Toifur, guru honor SD mengemukakan pendapatnya tentang Harkitnas. “Harkitnas sama dengan hari-hari biasa. Paling-paling di sekolahan ada upacara saja,” kata Toifur. Ia menyoroti masalah statusnya sebagai tenaga kerja honorer.

Masalah tenaga kerja masih membayangi Kalbar. Berdasar data KDA, pada 2003, perusahaan industri besar dan sedang berjumlah 117, dan sanggup menyerap 34.171 tenaga kerja. Pada 2004, perusahaan berjumlah 116. Jumlah tenaga kerja yang mampu diserap pada 2004, tercatat 36.247 orang.

Biaya input yang digunakan dalam proses produksi pada 2004, sebesar Rp 3.869.636 juta. Pada 2003, sebesar Rp 3.726.662 juta. Berarti ada kenaikan sekitar 3,69 persen. Sedangkan nilai output industri besar dan sedang Kalimantan Barat pada 2004, sebesar Rp 8.413.614 juta. Tahun 2003, sebesar Rp. 5.452.529 juta. Terjadi peningkatan nilai produksi sekitar 35,19 persen. Sementara nilai tambah juga mengalami peningkatan/lonjakan cukup besar, 62,02 persen.

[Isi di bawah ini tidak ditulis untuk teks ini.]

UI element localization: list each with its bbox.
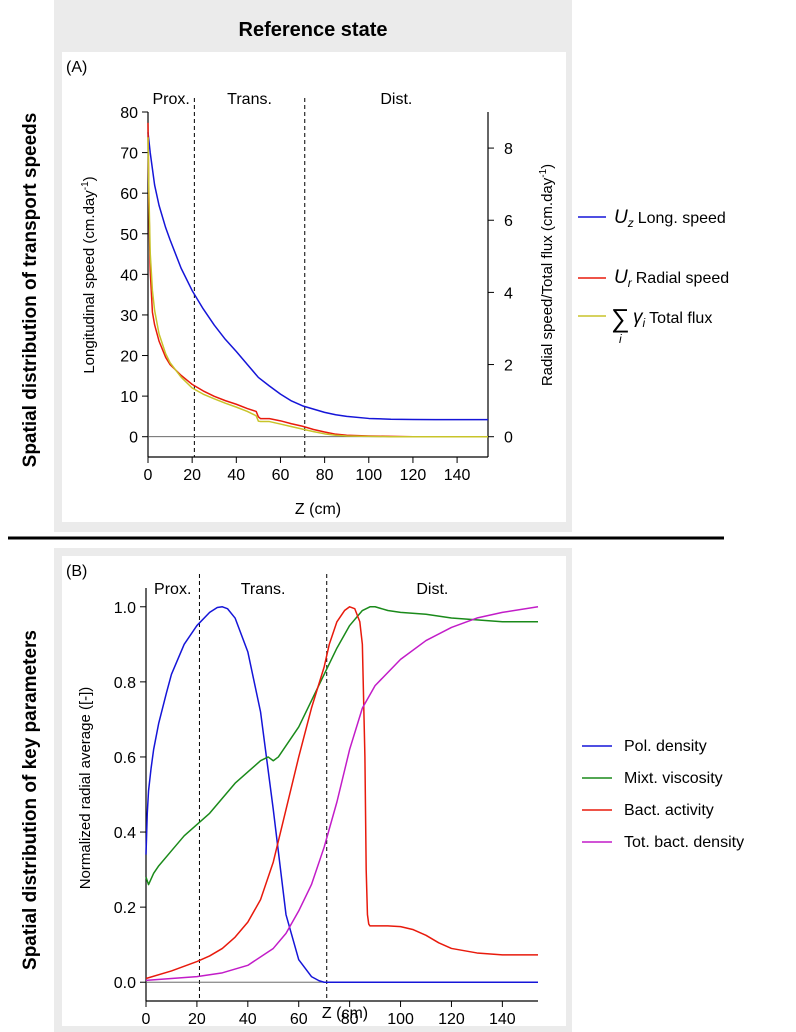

Masalah energi listrik bagi rumah tangga dan industri, juga menjadi sorotan. Ada satu rumus, tingkat konsumsi listrik perkapita, dapat menunjukkan sejauh mana tingkat kesejahteraan masyarakat. Produksi tenaga listrik dewasa ini terus meningkat, sejalan peningkatan permintaan dan konsumsi.

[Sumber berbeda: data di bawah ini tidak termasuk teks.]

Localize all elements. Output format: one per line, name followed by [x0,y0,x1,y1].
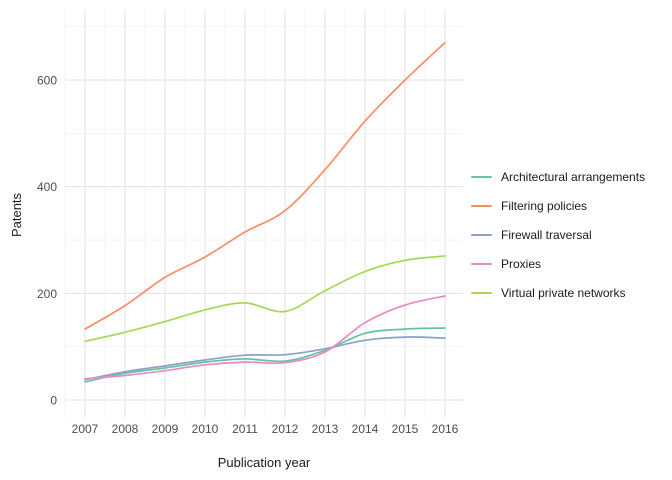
y-tick-label: 600 [37,74,57,88]
y-tick-label: 200 [37,287,57,301]
legend-label: Architectural arrangements [501,169,646,184]
series-line-virtual-private-networks [84,255,446,343]
x-tick-label: 2007 [72,422,99,436]
series-line-architectural-arrangements [84,327,446,383]
legend-key-line [471,175,492,178]
legend-label: Virtual private networks [501,285,626,300]
series-line-firewall-traversal [84,336,446,381]
legend-label: Filtering policies [501,198,588,213]
legend-key-line [471,262,492,265]
y-axis-title: Patents [9,192,24,238]
legend-label: Proxies [501,256,542,271]
series-line-proxies [84,295,446,380]
x-tick-label: 2011 [232,422,258,436]
legend-label: Firewall traversal [501,227,592,242]
legend-item: Proxies [471,249,645,278]
x-tick-label: 2015 [392,422,419,436]
x-tick-label: 2016 [432,422,459,436]
y-tick-label: 0 [50,394,57,408]
series-line-filtering-policies [84,41,446,330]
legend-item: Virtual private networks [471,278,645,307]
legend-item: Architectural arrangements [471,162,645,191]
legend-item: Filtering policies [471,191,645,220]
x-tick-label: 2012 [272,422,299,436]
legend-key-line [471,233,492,236]
x-tick-label: 2009 [152,422,179,436]
legend-key-line [471,204,492,207]
x-tick-label: 2008 [112,422,139,436]
x-tick-label: 2013 [312,422,339,436]
legend-item: Firewall traversal [471,220,645,249]
legend-key-line [471,291,492,294]
x-axis-title: Publication year [217,455,311,470]
legend: Architectural arrangements Filtering poli… [471,162,645,307]
y-tick-label: 400 [37,180,57,194]
x-tick-label: 2010 [192,422,219,436]
x-tick-label: 2014 [352,422,379,436]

Menurut laporan PT. PLN Wilayah V pada 2005, produksi tenaga listrik yang dihasilkan PLN pada sebelas lokasi pembangkit, mengalami kenaikan sekitar 3,76 persen, dibanding tahun sebelumnya. Beban puncak juga mengalami kenaikan. Pada 2004, beban puncak 195.455 kWh. Pada 2005 menjadi 204.621 kWh.

Basir Abdul Majid, legiun veteran, ketika ditemui di rumahnya, mengemukakan pendapatnya tentang Harkitnas. “Harkitnas merupakan momen baik, untuk membangun kembali semangat dan cita-cita. Yang diinginkan para pahlawan,” kata Majid.

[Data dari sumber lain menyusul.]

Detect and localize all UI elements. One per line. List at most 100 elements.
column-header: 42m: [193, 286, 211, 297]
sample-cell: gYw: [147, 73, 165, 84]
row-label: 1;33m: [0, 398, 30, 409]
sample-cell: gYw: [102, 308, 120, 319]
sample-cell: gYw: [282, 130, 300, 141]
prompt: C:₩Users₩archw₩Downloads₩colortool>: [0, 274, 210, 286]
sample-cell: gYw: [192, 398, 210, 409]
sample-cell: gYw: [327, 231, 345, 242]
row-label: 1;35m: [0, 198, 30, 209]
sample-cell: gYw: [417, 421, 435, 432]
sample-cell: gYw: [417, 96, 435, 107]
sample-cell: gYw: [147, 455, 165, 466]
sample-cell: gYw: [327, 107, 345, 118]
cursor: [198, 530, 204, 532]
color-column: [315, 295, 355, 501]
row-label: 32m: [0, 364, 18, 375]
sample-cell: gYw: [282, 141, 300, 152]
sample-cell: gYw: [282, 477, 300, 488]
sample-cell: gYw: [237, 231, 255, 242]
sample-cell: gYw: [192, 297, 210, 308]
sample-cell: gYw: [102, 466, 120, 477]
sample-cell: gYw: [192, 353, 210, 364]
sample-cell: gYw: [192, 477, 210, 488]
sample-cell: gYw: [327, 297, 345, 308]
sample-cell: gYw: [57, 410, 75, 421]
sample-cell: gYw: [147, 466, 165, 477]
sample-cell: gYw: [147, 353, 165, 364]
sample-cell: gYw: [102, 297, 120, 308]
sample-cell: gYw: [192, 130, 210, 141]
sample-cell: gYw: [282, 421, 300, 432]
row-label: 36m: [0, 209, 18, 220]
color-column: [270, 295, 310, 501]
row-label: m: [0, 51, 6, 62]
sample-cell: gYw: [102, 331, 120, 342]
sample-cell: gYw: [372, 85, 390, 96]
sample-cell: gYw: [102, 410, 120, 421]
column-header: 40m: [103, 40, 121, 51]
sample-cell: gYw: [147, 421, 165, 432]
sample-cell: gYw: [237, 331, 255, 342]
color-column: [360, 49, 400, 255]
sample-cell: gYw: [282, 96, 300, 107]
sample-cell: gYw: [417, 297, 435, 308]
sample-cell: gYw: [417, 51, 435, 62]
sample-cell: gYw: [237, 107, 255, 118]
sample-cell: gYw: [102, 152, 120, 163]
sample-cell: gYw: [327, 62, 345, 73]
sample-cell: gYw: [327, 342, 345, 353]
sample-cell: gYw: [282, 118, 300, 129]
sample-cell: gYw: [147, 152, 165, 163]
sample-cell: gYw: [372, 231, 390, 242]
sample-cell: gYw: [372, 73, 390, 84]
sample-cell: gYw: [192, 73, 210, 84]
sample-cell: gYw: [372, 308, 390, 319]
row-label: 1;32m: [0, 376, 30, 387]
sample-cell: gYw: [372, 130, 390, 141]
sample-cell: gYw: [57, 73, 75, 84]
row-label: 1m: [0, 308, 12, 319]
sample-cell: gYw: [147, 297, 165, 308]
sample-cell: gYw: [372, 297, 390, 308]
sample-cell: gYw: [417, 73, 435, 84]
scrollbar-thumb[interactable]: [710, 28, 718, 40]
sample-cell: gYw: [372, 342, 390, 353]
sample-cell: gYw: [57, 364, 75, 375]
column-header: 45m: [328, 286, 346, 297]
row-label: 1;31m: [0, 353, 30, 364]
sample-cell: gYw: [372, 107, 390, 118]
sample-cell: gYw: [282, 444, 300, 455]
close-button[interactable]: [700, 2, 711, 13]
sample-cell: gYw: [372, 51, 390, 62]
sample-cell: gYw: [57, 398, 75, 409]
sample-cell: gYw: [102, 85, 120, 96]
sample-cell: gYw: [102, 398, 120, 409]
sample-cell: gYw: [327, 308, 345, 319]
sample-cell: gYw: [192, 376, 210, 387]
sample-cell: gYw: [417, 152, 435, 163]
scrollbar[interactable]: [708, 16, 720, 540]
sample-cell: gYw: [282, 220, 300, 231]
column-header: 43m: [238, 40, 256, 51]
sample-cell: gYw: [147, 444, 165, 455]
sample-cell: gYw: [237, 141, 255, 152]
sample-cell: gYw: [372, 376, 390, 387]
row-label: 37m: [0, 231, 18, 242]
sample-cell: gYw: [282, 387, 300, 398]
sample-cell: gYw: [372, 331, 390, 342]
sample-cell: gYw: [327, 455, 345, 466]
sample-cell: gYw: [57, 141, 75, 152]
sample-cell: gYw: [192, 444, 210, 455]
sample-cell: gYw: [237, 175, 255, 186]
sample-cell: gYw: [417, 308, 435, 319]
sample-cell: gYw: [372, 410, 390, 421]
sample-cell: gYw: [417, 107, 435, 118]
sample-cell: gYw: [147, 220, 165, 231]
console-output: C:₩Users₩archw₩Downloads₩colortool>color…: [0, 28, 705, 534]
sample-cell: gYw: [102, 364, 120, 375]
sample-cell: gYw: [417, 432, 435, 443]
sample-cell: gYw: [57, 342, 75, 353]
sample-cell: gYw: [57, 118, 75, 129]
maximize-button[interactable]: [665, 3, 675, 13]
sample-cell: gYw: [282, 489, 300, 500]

Menurutnya, sekarang ini, setiap orang selalu mengedepankan kepentingan pribadi dan golongan. Pejabat dan pemimpin sering melupakan keberadaan rakyat. Padahal, sejak dulu, rakyat selalu berjuang.

Permasalahan lain adalah perilaku korupsi. Yang telah mengakar dan sulit diobati. Korupsi merajalela, karena penegakan hukum sangat lemah.

Korupsi yang merajalela, tentu saja merobohkan perekonomian. Karena itulah, perlu suatu investasi bagi pertumbuhan ekonomi. Dengan penanaman modal, akan terjadi penambahan lapangan kerja. Pengaruh penanaman modal, tercermin pada perkembangan Produk Nasional Bruto (GNP) maupun struktur angkatan kerja.

Pada 2005, rencana investasi pemilik penanaman modal dalam negeri (PMDN) di Kalbar, sebesar 9,576 triliun rupiah. Namun, realisasinya baru mencapai 4,096 triliun. Dengan demikian, baru mencapai 42,77 persen dari seluruh rencana. Untuk investasi penanaman modal asing (PMA), dari 1.580 ribu US $, baru terealisasi sebesar 573 ribu US $. Atau kurang lebih sebesar 36,27 %. Dari seluruh investasi yang terealisasi, sektor ekonomi yang menyerap realisasi tertinggi adalah sub sektor perkebunan.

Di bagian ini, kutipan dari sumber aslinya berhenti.